I'm doubtful. Am I only a shadow of who I used to be? Of who I could be? Or God forbid, who I should be?

I'm embarrassed. What endurance athlete worth the salt in his sweat gets benched by a falling suitcase?! It would be more fitting, and I'll even say it would be more noble to have injured my back from falling off a mountain bike trying to make a pass on a steep descent, or during speed drills in a pool, or by slipping on a rock while crossing a stream in an off road triathlon. But to get hurt while in a closet?? Oh the indignation of it all.

I'm restless.

I'm envious of those I see on the roads and park riding their bikes and running the hills. The temperatures are over 100 degrees and nobody is looking good, yet I envy them just the same.

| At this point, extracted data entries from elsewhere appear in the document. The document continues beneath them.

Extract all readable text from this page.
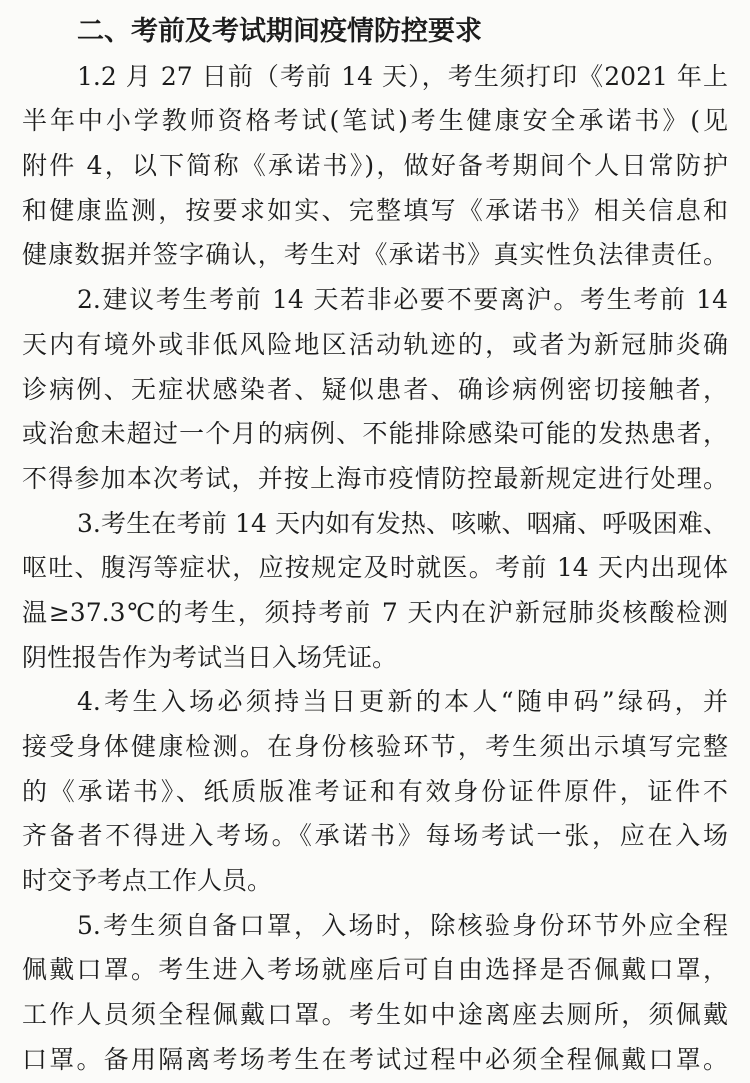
二、考前及考试期间疫情防控要求
1.2 月 27 日前（考前 14 天），考生须打印《2021 年上
半年中小学教师资格考试(笔试)考生健康安全承诺书》(见
附件 4，以下简称《承诺书》)，做好备考期间个人日常防护
和健康监测，按要求如实、完整填写《承诺书》相关信息和
健康数据并签字确认，考生对《承诺书》真实性负法律责任。
2.建议考生考前 14 天若非必要不要离沪。考生考前 14
天内有境外或非低风险地区活动轨迹的，或者为新冠肺炎确
诊病例、无症状感染者、疑似患者、确诊病例密切接触者，
或治愈未超过一个月的病例、不能排除感染可能的发热患者，
不得参加本次考试，并按上海市疫情防控最新规定进行处理。
3.考生在考前 14 天内如有发热、咳嗽、咽痛、呼吸困难、
呕吐、腹泻等症状，应按规定及时就医。考前 14 天内出现体
温≥37.3℃的考生，须持考前 7 天内在沪新冠肺炎核酸检测
阴性报告作为考试当日入场凭证。
4.考生入场必须持当日更新的本人“随申码”绿码，并
接受身体健康检测。在身份核验环节，考生须出示填写完整
的《承诺书》、纸质版准考证和有效身份证件原件，证件不
齐备者不得进入考场。《承诺书》每场考试一张，应在入场
时交予考点工作人员。
5.考生须自备口罩，入场时，除核验身份环节外应全程
佩戴口罩。考生进入考场就座后可自由选择是否佩戴口罩，
工作人员须全程佩戴口罩。考生如中途离座去厕所，须佩戴
口罩。备用隔离考场考生在考试过程中必须全程佩戴口罩。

I'm sad and feeling a loss.

"There's more to life than increasing its speed," admonishes Gandhi and he's right. Also correct are those who figured out that growth occurs during rest not during stress. As true as they may be I confess I'm having many thoughts during this extended rest and that is what bothers me the most because I also believe what I wrote two years ago, "trust no thought that comes while sitting still."

Extended rest is a bitter pill to the injured athlete.

Stay tuned...

1 comment:

Sarah said...

Ugh, Brian, I had no idea! I'm so sorry you're dealing with this. It can be very frustrating to physically not be able to go when you are so used to doing so. You are a shadow of nothing - you are strong, in many capacities, and I have no doubt you will triumph over this obstacle just as you have all the other ones thrown your way. Hang in there, read some good books (hell, *write* a book!), hang out with family or friends who otherwise can't keep up with you, and know there are people rooting for you even if you're not wearing a race number.